Further, promising prior research on the role of oncolytic viruses as a potential treatment modality for cancer led to interest in their use during neoadjuvant chemotherapy “with the idea that we could potentially improve pathologic complete response rates both through direct tumor cell lysis of treated tumors, but also through recruitment of a robust antitumor immune response caused by the viruses’ mechanism of action,” he said, adding that “this could be beneficial, particularly in those immunologically ‘cold’ tumors.”

This led to the incorporation of TVEC, a genetically engineered oncolytic HSV1 currently approved for the treatment of melanoma, in this neoadjuvant trial. TVEC preferentially lyses tumor cells over normal tissue to release tumor associated antigens, produces granulocyte-macrophage colony-stimulating factor to activate dendritic cells, and stimulates T cells to provoke an adaptive immune response, he explained.

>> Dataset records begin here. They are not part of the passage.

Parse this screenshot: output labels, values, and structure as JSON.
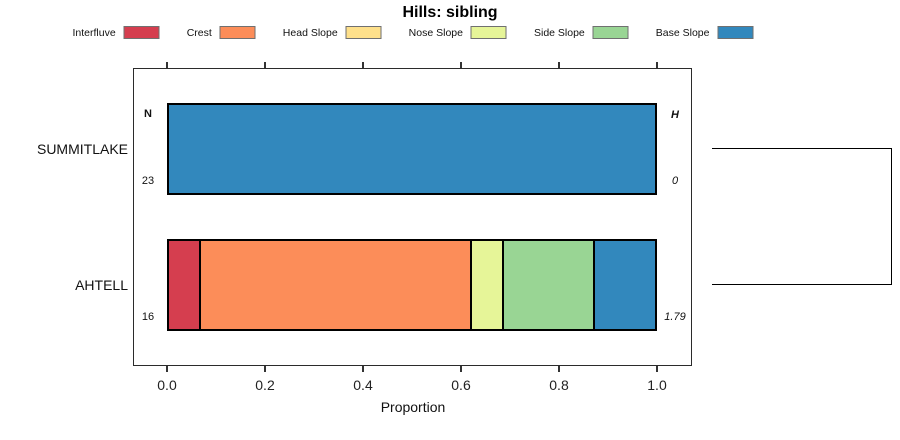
{
  "title": "Hills: sibling",
  "chart_data": {
    "type": "bar",
    "variant": "horizontal-stacked-proportion",
    "title": "Hills: sibling",
    "xlabel": "Proportion",
    "xlim": [
      0,
      1
    ],
    "x_ticks": [
      "0.0",
      "0.2",
      "0.4",
      "0.6",
      "0.8",
      "1.0"
    ],
    "grid": false,
    "legend_position": "top",
    "series": [
      {
        "name": "Interfluve",
        "color": "#D53E4F"
      },
      {
        "name": "Crest",
        "color": "#FC8D59"
      },
      {
        "name": "Head Slope",
        "color": "#FEE08B"
      },
      {
        "name": "Nose Slope",
        "color": "#E6F598"
      },
      {
        "name": "Side Slope",
        "color": "#99D594"
      },
      {
        "name": "Base Slope",
        "color": "#3288BD"
      }
    ],
    "left_header": "N",
    "right_header": "H",
    "rows": [
      {
        "label": "SUMMITLAKE",
        "n": "23",
        "h": "0",
        "proportions": [
          0,
          0,
          0,
          0,
          0,
          1
        ]
      },
      {
        "label": "AHTELL",
        "n": "16",
        "h": "1.79",
        "proportions": [
          0.0625,
          0.5625,
          0,
          0.0625,
          0.1875,
          0.125
        ]
      }
    ],
    "dendrogram": {
      "type": "sibling-bracket",
      "connects": [
        "SUMMITLAKE",
        "AHTELL"
      ]
    }
  }
}
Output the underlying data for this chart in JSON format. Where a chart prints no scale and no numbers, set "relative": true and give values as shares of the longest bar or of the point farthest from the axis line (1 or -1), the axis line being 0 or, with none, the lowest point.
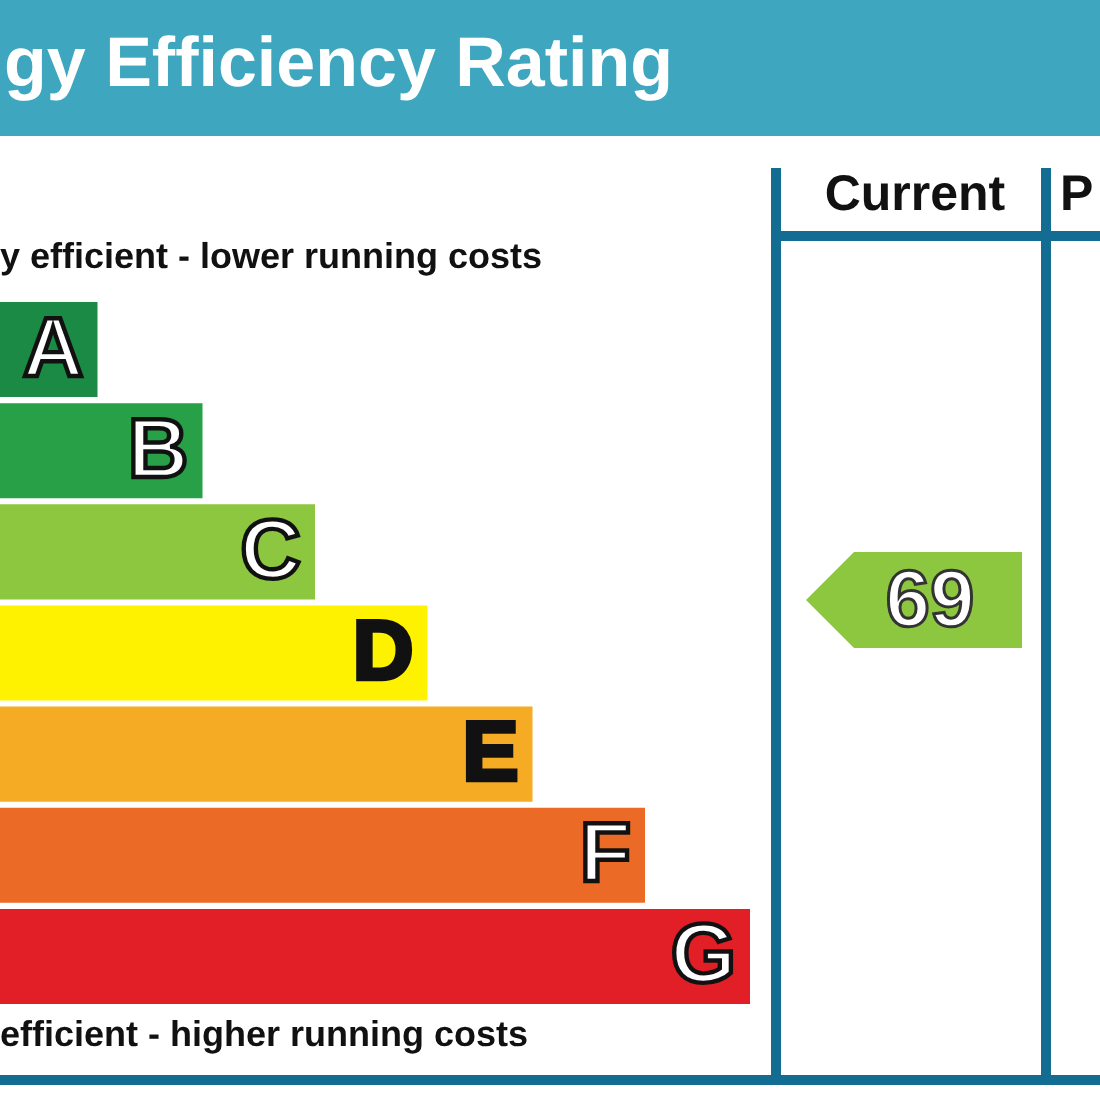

“[This] then can not only potentially attack tumor cells at the primary site, but then may potentially spread around the body to improve host surveillance and try to eradicate micrometastatic disease, as well,” he said.

The current findings show that adding TVEC to neoadjuvant chemotherapy is feasible at the full Food and Drug Administration–approved dose and has manageable toxicity, he concluded, noting that “a phase 2 single-arm trial of this regimen is ongoing, and we are actively accruing patients to further evaluate the efficacy signal and formally test the hypothesis along with immune correlates.”

Dr. Soliman reported relationships with Eli Lilly, Pfizer, Celgene, AstraZeneca, PUMA, Novartis, Eisai, and Amgen.